Fri 18 Apr 2008
Whistler Question, April 17, 2008
After reading last week’s Whistler Question article regarding garbage/bear issues, collection of an underweight cub to Critter Care, and proposing birth control drugs to a resident female bear, I need to respond with concerns for black bear management in Whistler. I have been studying black bears within the RMOW for now 15 years.
First, local government does not seem to acknowledge the seriousness of unchecked garbage issues in Whistler. Each year there seems to be some reason for not exploring bear-proof containment in residential areas.
Yes, recycling and waste reduction is important, but I think that a bear population feeding for more than 40 years on edible human garbage at various dump and now residential/commercial sites is a significant issue. And as a result of garbage feeding, dangerous behaviours are evolving (breaking into houses/vehicles and one person injured) not to mention multi-generations of bears exposed to this degrading behaviour.
Bears are extremely visible landscape indicators that need proper management, which means containing garbage to the best of our ability and providing outreach to people.
The latter is progressive each year, but I’m sorry to say, RMOW, that effective bear-proof garbage containment is non-existent and the bears have proved it.
Second, the destruction of the young mother bear Juniper and cub in 2007 has sparked some kind of misled emotional urge to save bears in poor condition that would otherwise perish naturally.
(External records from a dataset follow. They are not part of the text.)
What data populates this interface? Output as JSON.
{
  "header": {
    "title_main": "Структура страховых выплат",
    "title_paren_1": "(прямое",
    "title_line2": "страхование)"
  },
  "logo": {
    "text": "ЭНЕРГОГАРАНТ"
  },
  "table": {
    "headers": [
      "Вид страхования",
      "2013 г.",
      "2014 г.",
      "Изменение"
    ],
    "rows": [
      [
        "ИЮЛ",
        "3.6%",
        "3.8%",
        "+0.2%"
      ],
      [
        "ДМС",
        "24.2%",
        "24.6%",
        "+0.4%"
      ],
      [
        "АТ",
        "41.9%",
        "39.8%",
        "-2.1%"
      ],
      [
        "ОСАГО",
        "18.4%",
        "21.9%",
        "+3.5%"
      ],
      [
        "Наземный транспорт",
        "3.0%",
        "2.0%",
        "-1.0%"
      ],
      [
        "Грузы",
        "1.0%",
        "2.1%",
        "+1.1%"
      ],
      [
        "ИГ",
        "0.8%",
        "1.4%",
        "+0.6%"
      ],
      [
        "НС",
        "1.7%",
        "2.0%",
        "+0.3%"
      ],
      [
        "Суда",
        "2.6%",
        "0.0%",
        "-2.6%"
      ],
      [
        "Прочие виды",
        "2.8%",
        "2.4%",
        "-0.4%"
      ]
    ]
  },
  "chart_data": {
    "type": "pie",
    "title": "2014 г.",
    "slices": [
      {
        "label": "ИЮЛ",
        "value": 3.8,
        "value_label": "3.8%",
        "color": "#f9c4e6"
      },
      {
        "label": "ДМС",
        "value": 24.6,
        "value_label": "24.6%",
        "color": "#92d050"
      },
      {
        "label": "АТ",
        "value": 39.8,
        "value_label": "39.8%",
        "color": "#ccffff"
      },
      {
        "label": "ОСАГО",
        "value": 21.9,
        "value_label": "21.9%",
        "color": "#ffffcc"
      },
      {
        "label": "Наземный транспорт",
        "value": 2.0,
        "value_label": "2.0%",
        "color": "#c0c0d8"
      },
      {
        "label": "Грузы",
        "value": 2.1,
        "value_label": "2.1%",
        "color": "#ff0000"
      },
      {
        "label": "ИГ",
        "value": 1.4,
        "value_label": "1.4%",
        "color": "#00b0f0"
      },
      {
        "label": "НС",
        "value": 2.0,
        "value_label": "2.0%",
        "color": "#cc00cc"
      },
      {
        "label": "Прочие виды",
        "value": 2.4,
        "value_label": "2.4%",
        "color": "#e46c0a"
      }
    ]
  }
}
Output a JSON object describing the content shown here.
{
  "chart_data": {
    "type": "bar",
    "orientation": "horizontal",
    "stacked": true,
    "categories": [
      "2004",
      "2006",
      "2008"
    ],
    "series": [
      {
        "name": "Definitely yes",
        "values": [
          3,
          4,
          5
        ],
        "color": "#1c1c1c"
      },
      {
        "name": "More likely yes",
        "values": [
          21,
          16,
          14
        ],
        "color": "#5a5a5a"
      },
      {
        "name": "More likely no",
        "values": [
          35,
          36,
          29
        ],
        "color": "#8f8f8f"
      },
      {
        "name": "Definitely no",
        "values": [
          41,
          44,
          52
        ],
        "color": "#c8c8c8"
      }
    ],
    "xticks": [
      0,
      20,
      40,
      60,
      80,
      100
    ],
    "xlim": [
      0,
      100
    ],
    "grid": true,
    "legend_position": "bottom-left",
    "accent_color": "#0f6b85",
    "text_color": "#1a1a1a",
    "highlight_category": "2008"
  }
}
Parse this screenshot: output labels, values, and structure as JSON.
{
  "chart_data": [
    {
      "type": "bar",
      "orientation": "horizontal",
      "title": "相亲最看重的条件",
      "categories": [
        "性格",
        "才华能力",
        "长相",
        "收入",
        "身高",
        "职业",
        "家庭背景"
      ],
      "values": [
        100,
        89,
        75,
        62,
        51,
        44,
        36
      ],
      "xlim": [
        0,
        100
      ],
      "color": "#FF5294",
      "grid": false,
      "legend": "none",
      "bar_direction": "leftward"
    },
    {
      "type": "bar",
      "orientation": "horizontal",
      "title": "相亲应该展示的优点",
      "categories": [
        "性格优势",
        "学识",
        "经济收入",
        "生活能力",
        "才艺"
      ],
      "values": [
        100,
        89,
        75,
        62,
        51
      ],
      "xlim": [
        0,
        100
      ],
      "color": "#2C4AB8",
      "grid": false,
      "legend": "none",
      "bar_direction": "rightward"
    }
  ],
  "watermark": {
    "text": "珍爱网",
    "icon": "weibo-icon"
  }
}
Yes, death is not nice to see, especially with a cute little cub, but it is a part of nature - a healthy nature. Taking an underweight cub to a facility where it is cared for by people and fed supplemental food, only to be released into a population where human-habituated and human food-conditioned behaviours are currently running amuck, is not healthy.
Bear numbers in Whistler are healthy. I would like to see the science that states they are not. A growing bear population such as Whistler’s needs natural mortality, not interference. Mean annual survival rate for cubs in 2006-’07 was 86 per cent and has never dropped below 70 per cent since 1996. The highest cub production recorded in the last 14 years was 50 cubs in 2006-’07. Even at 70 per cent annual survival rate, that is a significant number of subsequent juvenile bears released into the population.
Comparatively, across North America, annual cub survival rates have frequently ranged from 30 to 70 per cent. And thus, our current problem in Whistler - generation after generation of juvenile bears lured to the unchecked availability of garbage.
And third, we are now bypassing the garbage issue again and proposing to change bear biology by giving the mother bear Jeanie (resident to Whistler Mountain) birth control drugs just because we haven’t had the know-how to do something about the very core of this conflict - garbage.
Short-term or long-term birth control restrictions are rash approaches to wildlife management when other options are better applied.
Manipulating female bear biology is a “cop-out” which says to me that we are trying to keep this bear alive at any cost (to her, of course, not to people) which has nothing to do with understanding and proactively dealing with seasonal bear behaviour.
We need to deal with Jeanie as best we can, which included what we did last fall - bear proofing her route and successfully pushing her from the Village. And Conservation Officers need to appreciate the knowledge we have on this bear (as • they have done in the past) and allow adaptive management to safely guide her through the seasons.
It takes work to coexist with our bears and I believe Jeanie and other bears deserve that.